The pretty white kids at my university who get off with a clean record are being arrested for stuff like molly, dealing drugs. That was the most shocking realization for me. I get away with a clean slate. I probably won’t get arrested again in my life. I’m probably not gonna have a felony on my record.

So many kids here are like, “I got arrested for selling cocaine” or “I got arrested for 500 bars of Xanax, 50 tabs of acid and I was drunk and I punched a police officer all at once.” They get off after two days in jail, clean record. It’s like nothing happened. Meanwhile, for the people in jail who look sketchy, it’s like, “Speeding ticket.” “Failure to show up in court because I didn’t know the dates.”

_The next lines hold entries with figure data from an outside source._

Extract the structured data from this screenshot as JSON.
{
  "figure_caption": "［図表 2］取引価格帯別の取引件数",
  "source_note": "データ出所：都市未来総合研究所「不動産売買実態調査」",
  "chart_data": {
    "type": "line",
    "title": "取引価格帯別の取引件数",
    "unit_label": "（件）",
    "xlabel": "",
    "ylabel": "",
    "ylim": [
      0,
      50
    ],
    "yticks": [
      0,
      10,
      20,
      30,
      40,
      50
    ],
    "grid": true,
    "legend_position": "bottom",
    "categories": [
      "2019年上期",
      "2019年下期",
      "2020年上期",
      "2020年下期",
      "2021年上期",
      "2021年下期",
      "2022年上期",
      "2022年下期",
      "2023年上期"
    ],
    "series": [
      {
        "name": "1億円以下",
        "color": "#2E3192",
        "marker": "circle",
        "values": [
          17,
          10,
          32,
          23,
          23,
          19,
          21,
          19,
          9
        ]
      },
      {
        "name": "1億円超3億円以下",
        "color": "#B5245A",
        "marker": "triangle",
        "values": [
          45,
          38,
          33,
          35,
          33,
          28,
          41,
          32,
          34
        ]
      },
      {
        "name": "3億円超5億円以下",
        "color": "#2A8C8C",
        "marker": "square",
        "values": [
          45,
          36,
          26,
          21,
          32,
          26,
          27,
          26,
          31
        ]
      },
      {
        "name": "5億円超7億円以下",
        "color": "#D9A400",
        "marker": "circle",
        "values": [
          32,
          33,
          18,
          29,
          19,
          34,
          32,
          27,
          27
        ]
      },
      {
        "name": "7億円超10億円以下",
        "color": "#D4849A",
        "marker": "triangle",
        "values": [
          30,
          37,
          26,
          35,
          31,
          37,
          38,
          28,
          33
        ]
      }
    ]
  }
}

Now that I think about it, that was also shocking. I thought everyone was gonna look at me like I was insane. Like, [Deep voice] “That girl was in jail.”

But suddenly everyone’s like, “Oh yeah, I was in jail too.” “Yeah, freshmen year. I went to jail too.” The guy I was just hanging out with, he was arrested freshmen year. Everyone at my school has been arrested for serious shit.

It’s really disorganized and set up so you’re fucked if you don’t have money. Being arrested for dealing cocaine as a privileged, wealthy student, you’re gonna have a much better outcome than if you’re arrested for driving with a suspended license, but coming from a poor family. If you’re poor, you’re gonna be in jail for longer, you’re probably gonna be arrested again, and it’s gonna stay on your record, so it’s gonna be harder for you to get a job, which means your kids are probably gonna end up in the same situation as you.

The system is really fucked up.

Epilogue:

She’s fine. She has to do a lot of community service. She’s not traumatized from jail.

Here’s her website she made about jail: http://eng106finalproject.weebly.com/

She’s fine because we could afford a lawyer for her. I’m sure her appearance helped.

I can’t say it better than her: The system is fucked up.